I wish I could say that a solution would be simple - but it would not. For example, it would be great to extract from this collection works that are commonly held in specific topic areas in small, medium and large libraries. The statistical packages that analyze library holdings all are, AFAIK, proprietary. (If anyone knows of an open source package that does this, please shout it out!) If would also be great to be able to connect library collections of analog books to their digital equivalents. That too is more complex than one would expect, and would have to be much simpler to be offered openly. [2]

While some organizations move forward with digitizing books and other hard copy materials, these warehouses of potentially readable text will remain under-utilized until we can discover a way to make them useful in the ways that libraries have proved to be useful.
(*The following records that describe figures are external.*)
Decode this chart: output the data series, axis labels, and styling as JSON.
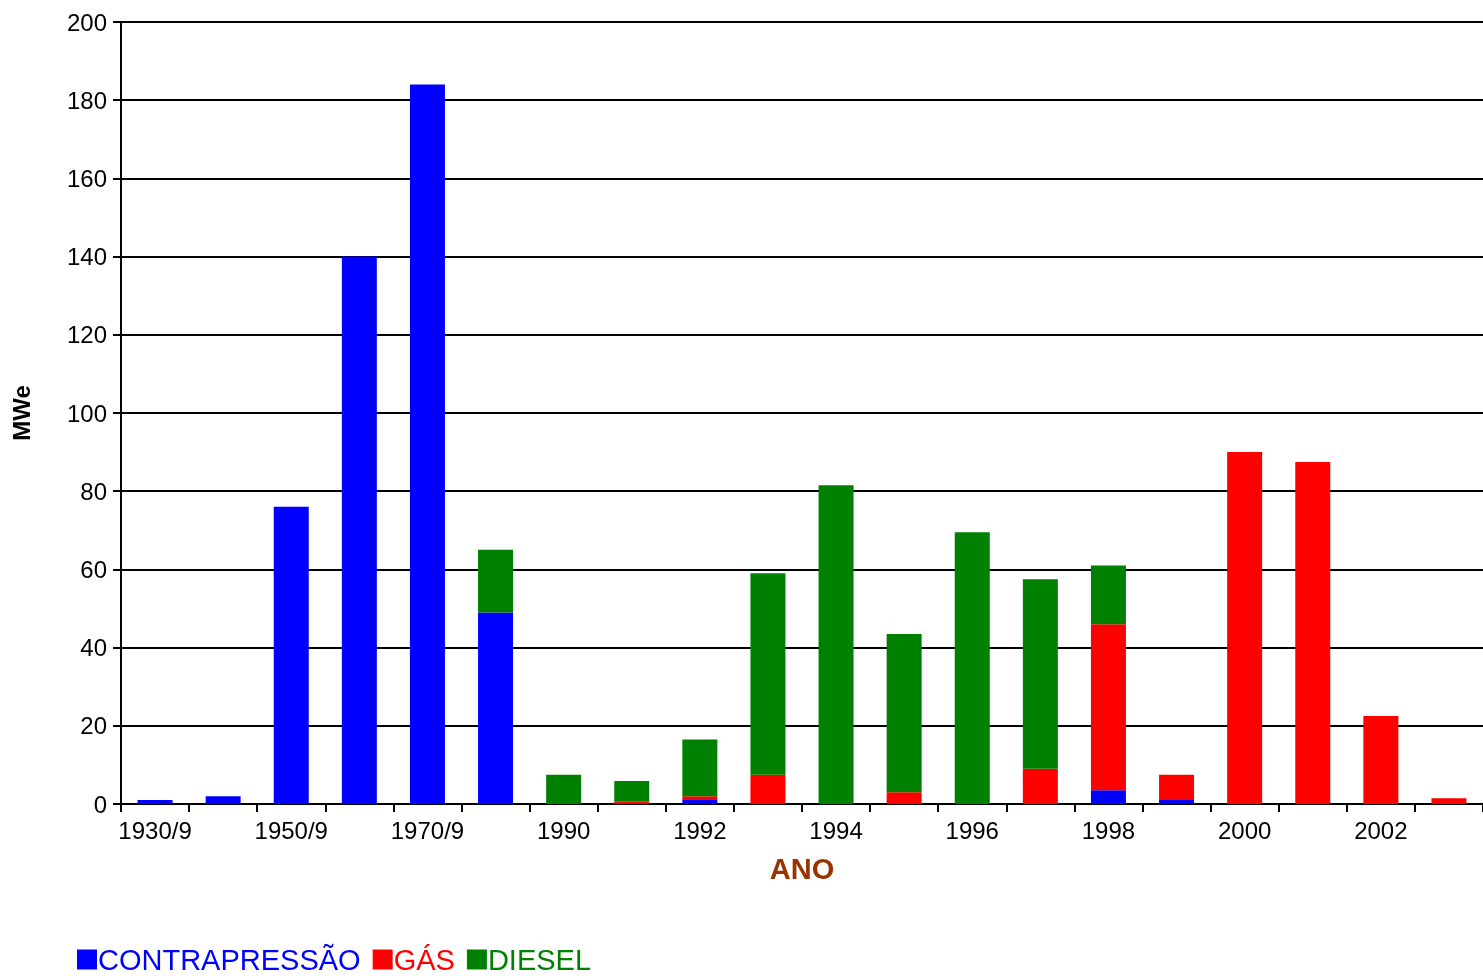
{
  "chart_data": {
    "type": "bar",
    "stacked": true,
    "xlabel": "ANO",
    "ylabel": "MWe",
    "categories": [
      "1930/9",
      null,
      "1950/9",
      null,
      "1970/9",
      null,
      "1990",
      null,
      "1992",
      null,
      "1994",
      null,
      "1996",
      null,
      "1998",
      null,
      "2000",
      null,
      "2002",
      null
    ],
    "series": [
      {
        "name": "CONTRAPRESSÃO",
        "color": "#0000ff",
        "values": [
          1,
          2,
          76,
          140,
          184,
          49,
          0,
          0,
          1,
          0,
          0,
          0,
          0,
          0,
          3.5,
          1,
          0,
          0,
          0,
          0
        ]
      },
      {
        "name": "GÁS",
        "color": "#ff0000",
        "values": [
          0,
          0,
          0,
          0,
          0,
          0,
          0,
          0.7,
          1,
          7.5,
          0,
          3,
          0,
          9,
          42.5,
          6.5,
          90,
          87.5,
          22.5,
          1.5
        ]
      },
      {
        "name": "DIESEL",
        "color": "#008000",
        "values": [
          0,
          0,
          0,
          0,
          0,
          16,
          7.5,
          5.2,
          14.5,
          51.5,
          81.5,
          40.5,
          69.5,
          48.5,
          15,
          0,
          0,
          0,
          0,
          0
        ]
      }
    ],
    "ylim": [
      0,
      200
    ],
    "yticks": [
      0,
      20,
      40,
      60,
      80,
      100,
      120,
      140,
      160,
      180,
      200
    ],
    "grid": "y",
    "legend": "bottom left"
  }
}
This will mean taking seriously what modern librarianship has developed over its circa 2 centuries, and in particular those 5 laws that give us a philosophy to guide our vision of service to the users of libraries.


[0] Even if you are familiar with the 5 laws you may not know that Ranganathan was not as succinct as this short list may imply. The book in which he introduces these concepts is over 450 pages long, with extended definitions and many homey anecdotes and stories.

[1] A search on "collection development policy" will yield many pages of policies that you can peruse. To make this a "one click" here are a few *non-representative* policies that you can take a peek at:
[2] Dan Scott and I did a project of this nature with a Bay Area public library and it took a huge amount of human intervention to determine whether the items matched were really "equivalent". That's a discussion for another time, but, man, books are more complicated than they appear.